Class 14A - 525 - Station Shunt *
Class 14A - 517 - Off Shed *

Took a few shots in and around the shed of locos being prepared and leaving. The crew of 525 gave me a ride up to the turntable, and we got the loco turned just for variety! We then walked down to the station area. This was quite busy, with the Chiredzi mixed pulling in, two 14's working the station shunt, the Harare passenger train arriving (DE10 1059), followed by the Rovos Rail train. Quite a mixture of steam, diesel, old and new liveries. There were a couple of DE9A's (1963 & 1915) at the shed as well, these had been refurbished recently with caterpillar engines. There were a few DE6's (1602, 1607) moving about the place too. I was told that 6 DE10's, along with 18 passenger coaches and some goods wagons have been sent to the Congo as part of Mr. Mugabe's efforts up there. This seems to have caused a bit of trouble in Zimbabwe, as reliable DE10's are in short supply. Some trains have apparently had to be cancelled due to lack of motive power, and DE9's have been put back onto the main line in some cases. Perhaps this is the reason for more Garratts being in steam, as some of the DE9 shunts have to be done with steam again.

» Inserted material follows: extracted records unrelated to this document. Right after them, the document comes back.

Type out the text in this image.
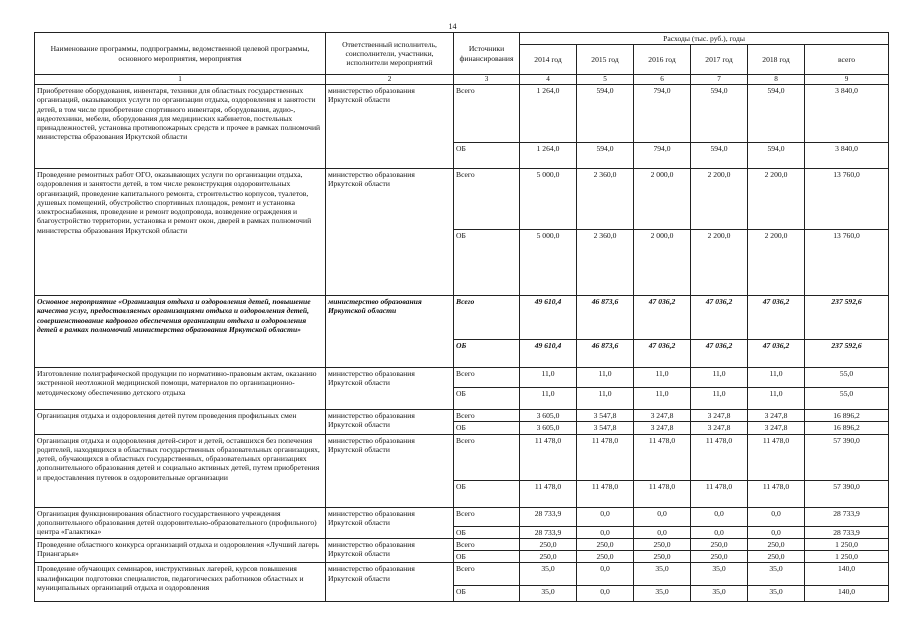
14
Наименование программы, подпрограммы, ведомственной целевой программы, основного мероприятия, мероприятия	Ответственный исполнитель, соисполнители, участники, исполнители мероприятий	Источники финансирования	Расходы (тыс. руб.), годы					
			2014 год	2015 год	2016 год	2017 год	2018 год	всего
1	2	3	4	5	6	7	8	9
Приобретение оборудования, инвентаря, техники для областных государственных организаций, оказывающих услуги по организации отдыха, оздоровления и занятости детей, в том числе приобретение спортивного инвентаря, оборудования, аудио-, видеотехники, мебели, оборудования для медицинских кабинетов, постельных принадлежностей, установка противопожарных средств и прочее в рамках полномочий министерства образования Иркутской области	министерство образования Иркутской области	Всего	1 264,0	594,0	794,0	594,0	594,0	3 840,0
		ОБ	1 264,0	594,0	794,0	594,0	594,0	3 840,0
Проведение ремонтных работ ОГО, оказывающих услуги по организации отдыха, оздоровления и занятости детей, в том числе реконструкция оздоровительных организаций, проведение капитального ремонта, строительство корпусов, туалетов, душевых помещений, обустройство спортивных площадок, ремонт и установка электроснабжения, проведение и ремонт водопровода, возведение ограждения и благоустройство территории, установка и ремонт окон, дверей в рамках полномочий министерства образования Иркутской области	министерство образования Иркутской области	Всего	5 000,0	2 360,0	2 000,0	2 200,0	2 200,0	13 760,0
		ОБ	5 000,0	2 360,0	2 000,0	2 200,0	2 200,0	13 760,0
Основное мероприятие «Организация отдыха и оздоровления детей, повышение качества услуг, предоставляемых организациями отдыха и оздоровления детей, совершенствование кадрового обеспечения организации отдыха и оздоровления детей в рамках полномочий министерства образования Иркутской области»	министерство образования Иркутской области	Всего	49 610,4	46 873,6	47 036,2	47 036,2	47 036,2	237 592,6
		ОБ	49 610,4	46 873,6	47 036,2	47 036,2	47 036,2	237 592,6
Изготовление полиграфической продукции по нормативно-правовым актам, оказанию экстренной неотложной медицинской помощи, материалов по организационно-методическому обеспечению детского отдыха	министерство образования Иркутской области	Всего	11,0	11,0	11,0	11,0	11,0	55,0
		ОБ	11,0	11,0	11,0	11,0	11,0	55,0
Организация отдыха и оздоровления детей путем проведения профильных смен	министерство образования Иркутской области	Всего	3 605,0	3 547,8	3 247,8	3 247,8	3 247,8	16 896,2
		ОБ	3 605,0	3 547,8	3 247,8	3 247,8	3 247,8	16 896,2
Организация отдыха и оздоровления детей-сирот и детей, оставшихся без попечения родителей, находящихся в областных государственных образовательных организациях, детей, обучающихся в областных государственных, образовательных организациях дополнительного образования детей и социально активных детей, путем приобретения и предоставления путевок в оздоровительные организации	министерство образования Иркутской области	Всего	11 478,0	11 478,0	11 478,0	11 478,0	11 478,0	57 390,0
		ОБ	11 478,0	11 478,0	11 478,0	11 478,0	11 478,0	57 390,0
Организация функционирования областного государственного учреждения дополнительного образования детей оздоровительно-образовательного (профильного) центра «Галактика»	министерство образования Иркутской области	Всего	28 733,9	0,0	0,0	0,0	0,0	28 733,9
		ОБ	28 733,9	0,0	0,0	0,0	0,0	28 733,9
Проведение областного конкурса организаций отдыха и оздоровления «Лучший лагерь Приангарья»	министерство образования Иркутской области	Всего	250,0	250,0	250,0	250,0	250,0	1 250,0
		ОБ	250,0	250,0	250,0	250,0	250,0	1 250,0
Проведение обучающих семинаров, инструктивных лагерей, курсов повышения квалификации подготовки специалистов, педагогических работников областных и муниципальных организаций отдыха и оздоровления	министерство образования Иркутской области	Всего	35,0	0,0	35,0	35,0	35,0	140,0
		ОБ	35,0	0,0	35,0	35,0	35,0	140,0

The Cement shuttle was diesel hauled, so we decided to make an early start for South Africa. A quick stroll through the P15 shed revealed:
14A 515 (being re-tubed)
9 115 (Mashonaland Railway plates, Museum Loco - attention to motion)

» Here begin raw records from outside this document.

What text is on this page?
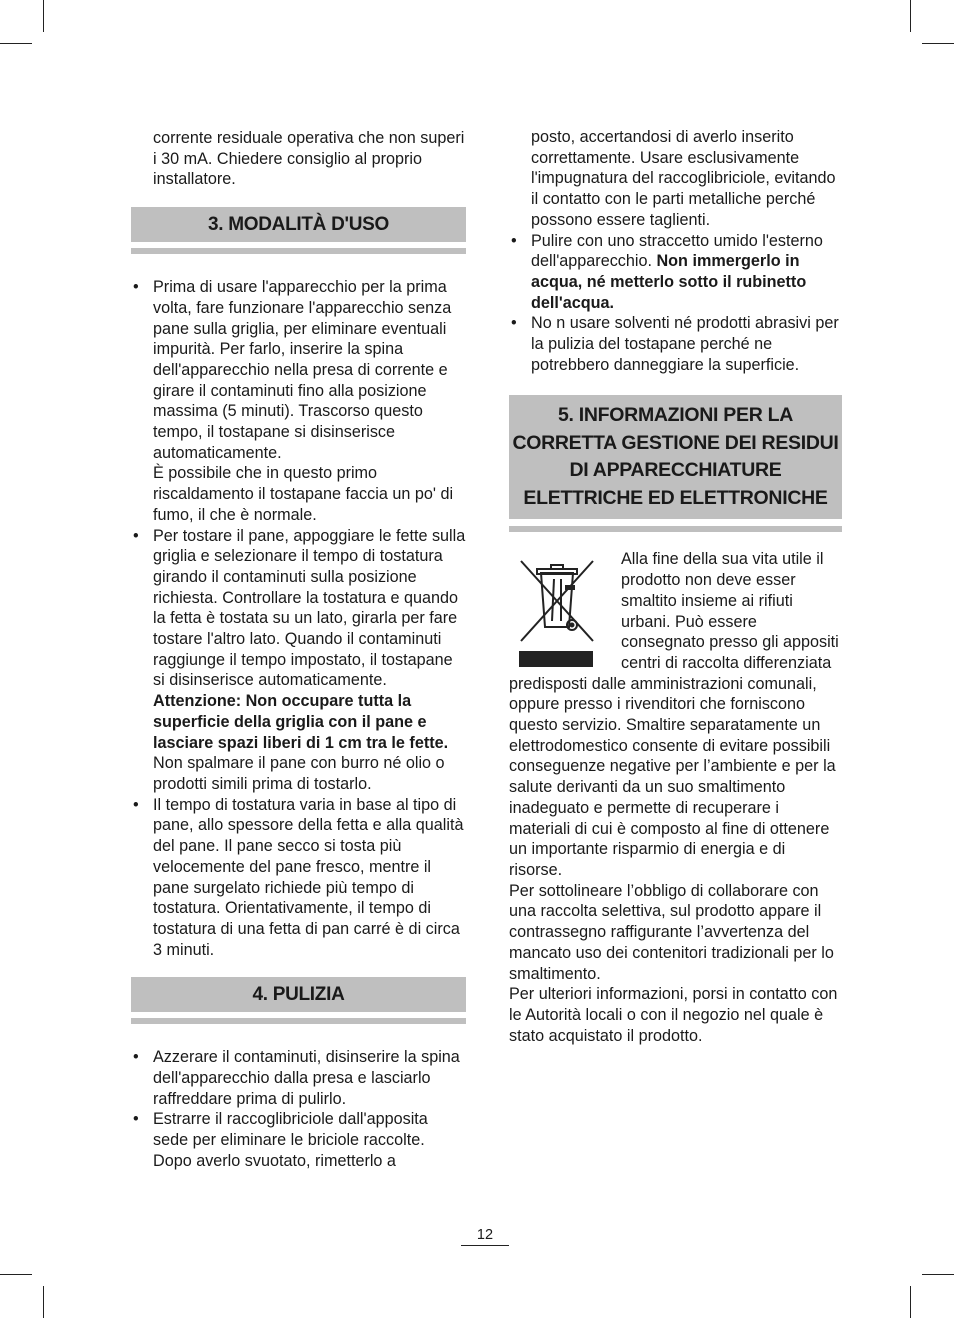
corrente residuale operativa che non superi i 30 mA. Chiedere consiglio al proprio installatore.

3. MODALITÀ D'USO

• Prima di usare l'apparecchio per la prima volta, fare funzionare l'apparecchio senza pane sulla griglia, per eliminare eventuali impurità. Per farlo, inserire la spina dell'apparecchio nella presa di corrente e girare il contaminuti fino alla posizione massima (5 minuti). Trascorso questo tempo, il tostapane si disinserisce automaticamente.

È possibile che in questo primo riscaldamento il tostapane faccia un po' di fumo, il che è normale.

• Per tostare il pane, appoggiare le fette sulla griglia e selezionare il tempo di tostatura girando il contaminuti sulla posizione richiesta. Controllare la tostatura e quando la fetta è tostata su un lato, girarla per fare tostare l'altro lato. Quando il contaminuti raggiunge il tempo impostato, il tostapane si disinserisce automaticamente.

Attenzione: Non occupare tutta la superficie della griglia con il pane e lasciare spazi liberi di 1 cm tra le fette.

Non spalmare il pane con burro né olio o prodotti simili prima di tostarlo.

• Il tempo di tostatura varia in base al tipo di pane, allo spessore della fetta e alla qualità del pane. Il pane secco si tosta più velocemente del pane fresco, mentre il pane surgelato richiede più tempo di tostatura. Orientativamente, il tempo di tostatura di una fetta di pan carré è di circa 3 minuti.

4. PULIZIA
• Azzerare il contaminuti, disinserire la spina dell'apparecchio dalla presa e lasciarlo raffreddare prima di pulirlo.
• Estrarre il raccoglibriciole dall'apposita sede per eliminare le briciole raccolte. Dopo averlo svuotato, rimetterlo a

posto, accertandosi di averlo inserito correttamente. Usare esclusivamente l'impugnatura del raccoglibriciole, evitando il contatto con le parti metalliche perché possono essere taglienti.

• Pulire con uno straccetto umido l'esterno dell'apparecchio. Non immergerlo in acqua, né metterlo sotto il rubinetto dell'acqua.
• No n usare solventi né prodotti abrasivi per la pulizia del tostapane perché ne potrebbero danneggiare la superficie.
5. INFORMAZIONI PER LA CORRETTA GESTIONE DEI RESIDUI DI APPARECCHIATURE ELETTRICHE ED ELETTRONICHE

Alla fine della sua vita utile il prodotto non deve esser smaltito insieme ai rifiuti urbani. Può essere consegnato presso gli appositi centri di raccolta differenziata predisposti dalle amministrazioni comunali, oppure presso i rivenditori che forniscono questo servizio. Smaltire separatamente un elettrodomestico consente di evitare possibili conseguenze negative per l’ambiente e per la salute derivanti da un suo smaltimento inadeguato e permette di recuperare i materiali di cui è composto al fine di ottenere un importante risparmio di energia e di risorse.

Per sottolineare l’obbligo di collaborare con una raccolta selettiva, sul prodotto appare il contrassegno raffigurante l’avvertenza del mancato uso dei contenitori tradizionali per lo smaltimento.

Per ulteriori informazioni, porsi in contatto con le Autorità locali o con il negozio nel quale è stato acquistato il prodotto.

12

15A 386 (Valves and cylinders being attended to)
15A 422 (Awaiting washout)
15A #12 (Wankie Colliery Garratt - heavy overhaul being done)

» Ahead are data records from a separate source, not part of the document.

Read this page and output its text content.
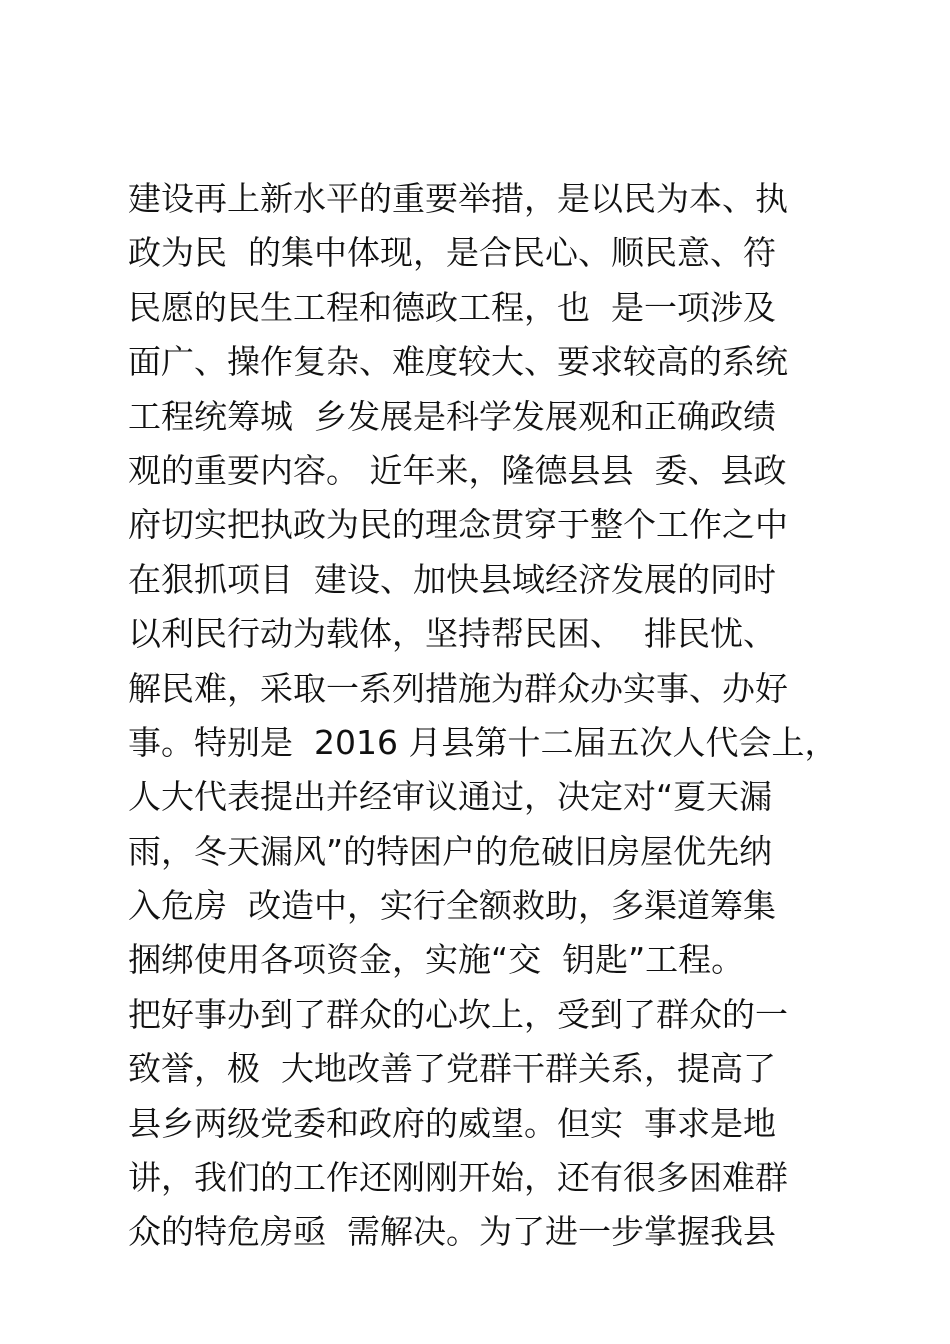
建设再上新水平的重要举措，是以民为本、执
政为民  的集中体现，是合民心、顺民意、符
民愿的民生工程和德政工程，也  是一项涉及
面广、操作复杂、难度较大、要求较高的系统
工程统筹城  乡发展是科学发展观和正确政绩
观的重要内容。 近年来，隆德县县  委、县政
府切实把执政为民的理念贯穿于整个工作之中
在狠抓项目  建设、加快县域经济发展的同时
以利民行动为载体，坚持帮民困、  排民忧、
解民难，采取一系列措施为群众办实事、办好
事。特别是  2016 月县第十二届五次人代会上，
人大代表提出并经审议通过，决定对“夏天漏
雨，冬天漏风”的特困户的危破旧房屋优先纳
入危房  改造中，实行全额救助，多渠道筹集
捆绑使用各项资金，实施“交  钥匙”工程。
把好事办到了群众的心坎上，受到了群众的一
致誉，极  大地改善了党群干群关系，提高了
县乡两级党委和政府的威望。但实  事求是地
讲，我们的工作还刚刚开始，还有很多困难群
众的特危房亟  需解决。为了进一步掌握我县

19 336 (Loco has been moved, still has pieces missing. Museum loco)
15A 394 (Heavy overhaul. Driving wheels have been re-profiled and are awaiting placement under the frames again)
15A 381 (Washout)

There was a lot of action in the P15 shed, with people working on all the locos. It's good to see that heavy overhauls and maintenance work is continuing, even big jobs like re-profiling driving wheels, re-tubes, etc. so steam may survive a little longer there yet...

On the long drive back, we again saw no action on the BBR line, perhaps Sunday is the quiet day? Arrival back in Pretoria at 7:30 pm. Mike even had a drive on the way back, with no police hassles this time, just a massive thunder storm! We had covered 2600km to see 12 locos in steam, that's an average of 1 every 217km, quite a trip but well worth it.